Barack Obama a espéré que la visite de Hu Jintao jetterait les bases de 30 années de coopération entre Washington et Pékin. Paul J. Richards/AFP
De son côté, M. Obama a assuré avoir été « très franc » pour signifier à M. Hu les opinions américaines « sur l'universalité de certains droits, de la liberté d'expression, de religion et d'association ». « L'histoire a montré que les sociétés sont plus harmonieuses, qu'elles prospèrent davantage et que le monde est plus juste quand les droits et les responsabilités de tous les pays et de tous les peuples sont respectés », a dit le président américain. Il a aussi souhaité « le dialogue entre la Chine et le dalaï-lama pour résoudre les divergences en préservant l'identité religieuse du peuple tibétain », alors que plusieurs centaines de militants de cette cause manifestaient devant la Maison-Blanche. En revanche, le nom du dissident chinois emprisonné et Prix Nobel de la paix Liu Xiaobo n'a pas été prononcé pendant la conférence de presse.
M. Obama, qui rencontrait M. Hu pour la huitième fois en deux ans et a participé avec lui à un sommet avec des chefs de grandes entreprises américaines, a dit espérer que les deux pays pourraient laisser derrière eux les « frictions » du passé et « nous détacher des vieux stéréotypes ».
Le président a espéré également que la visite de son homologue chinois jetterait les bases de 30 années de coopération entre Washington et Pékin, et assuré que les États-Unis et la Chine avaient un « intérêt énorme » à réussir mutuellement. « Nous avons un intérêt énorme au succès de l'autre. Dans un monde interconnecté, dans une économie globalisée, des pays comme les nôtres seront plus prospères et plus en sécurité quand nous travaillerons de concert », a estimé le président américain.
M. Hu a pour sa part promis que son pays allait stimuler sa demande intérieure et sa consommation, traiter les entreprises américaines dûment immatriculées en Chine sur un pied d'égalité, et salué « l'avenir prometteur » du commerce entre les deux pays.
Washington a d'ailleurs annoncé la signature par la Chine de contrats évalués à 45 milliards de dollars avec des entreprises américaines, dont une commande de 200 avions Boeing d'une valeur totale estimée à 19 milliards, répondant au souhait de M. Obama de voir les Américains profiter davantage de l'expansion économique de la Chine, qui pourrait avoir connu une croissance à deux chiffres en 2010, selon des statistiques officieuses.
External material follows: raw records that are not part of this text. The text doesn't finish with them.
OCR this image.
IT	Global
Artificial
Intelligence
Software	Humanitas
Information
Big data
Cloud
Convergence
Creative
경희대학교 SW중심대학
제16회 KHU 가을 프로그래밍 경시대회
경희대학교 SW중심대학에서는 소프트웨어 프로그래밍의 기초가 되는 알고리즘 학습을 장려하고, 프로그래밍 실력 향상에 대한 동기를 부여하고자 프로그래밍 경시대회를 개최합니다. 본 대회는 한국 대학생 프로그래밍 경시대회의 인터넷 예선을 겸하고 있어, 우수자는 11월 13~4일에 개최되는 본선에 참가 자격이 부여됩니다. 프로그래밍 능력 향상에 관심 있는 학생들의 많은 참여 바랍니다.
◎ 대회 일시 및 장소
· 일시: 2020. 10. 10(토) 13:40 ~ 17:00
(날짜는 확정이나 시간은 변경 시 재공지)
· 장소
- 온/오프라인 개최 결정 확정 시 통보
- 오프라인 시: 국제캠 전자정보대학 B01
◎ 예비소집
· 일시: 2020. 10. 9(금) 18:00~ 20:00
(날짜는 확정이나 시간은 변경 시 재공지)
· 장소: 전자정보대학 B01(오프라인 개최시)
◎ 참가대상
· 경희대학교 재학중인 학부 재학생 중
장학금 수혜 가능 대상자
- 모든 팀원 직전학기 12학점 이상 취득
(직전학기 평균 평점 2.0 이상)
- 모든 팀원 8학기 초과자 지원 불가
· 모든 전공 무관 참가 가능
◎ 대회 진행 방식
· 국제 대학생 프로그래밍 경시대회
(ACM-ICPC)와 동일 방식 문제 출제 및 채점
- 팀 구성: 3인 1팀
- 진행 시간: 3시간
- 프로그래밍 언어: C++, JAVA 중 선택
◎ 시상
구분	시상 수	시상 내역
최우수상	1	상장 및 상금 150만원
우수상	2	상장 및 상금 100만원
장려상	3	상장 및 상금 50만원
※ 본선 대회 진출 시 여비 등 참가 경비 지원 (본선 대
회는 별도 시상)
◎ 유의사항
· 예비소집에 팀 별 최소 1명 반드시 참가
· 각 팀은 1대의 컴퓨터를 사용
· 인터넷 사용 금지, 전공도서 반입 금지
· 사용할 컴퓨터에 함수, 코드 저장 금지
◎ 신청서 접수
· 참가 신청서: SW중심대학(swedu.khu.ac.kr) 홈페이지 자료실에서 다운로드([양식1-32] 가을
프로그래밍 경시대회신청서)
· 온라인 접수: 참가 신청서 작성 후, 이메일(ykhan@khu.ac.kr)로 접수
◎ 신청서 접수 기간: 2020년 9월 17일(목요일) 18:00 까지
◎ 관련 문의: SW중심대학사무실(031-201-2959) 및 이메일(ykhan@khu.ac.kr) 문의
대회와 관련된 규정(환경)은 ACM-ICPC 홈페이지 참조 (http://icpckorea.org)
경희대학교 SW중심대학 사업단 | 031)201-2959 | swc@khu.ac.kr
Lors de la conférence de presse, M. Obama n'a pas passé sous silence les points de discorde, comme la sous-évaluation de la monnaie chinoise, réclamant à nouveau un « ajustement ». Il a toutefois salué « la souplesse accrue de la Chine en matière de changes » et la disposition de Pékin à lutter contre le vol de propriété intellectuelle.
Mais MM. Hu et Obama ont aussi mentionné leurs points de convergence, en particulier sur les dossiers nucléaires nord-coréen et iranien, le président chinois disant en outre souhaiter davantage de coopération entre les armées chinoise et américaine.
Les dirigeants devaient se retrouver en soirée pour un très protocolaire dîner d'État, seulement le troisième en deux ans de présidence Obama.
Invitée, sur la chaîne ABC, à dire si les deux géants du début du XXIe siècle étaient amis ou ennemis, la secrétaire d'État Hillary Clinton a expliqué que « si nous déroulons le tapis rouge pour le président Hu, c'est qu'il nous semble que nous pourrons mieux répondre à cette question en avançant ». « Mon espoir, c'est que nous ayons une relation normale », a-t-elle ajouté, tandis que le chef de la majorité démocrate au Sénat et allié de M. Obama, Harry Reid, laissait transparaître la méfiance de bon nombre d'Américains envers la Chine en qualifiant M. Hu de « dictateur », avant de se rétracter.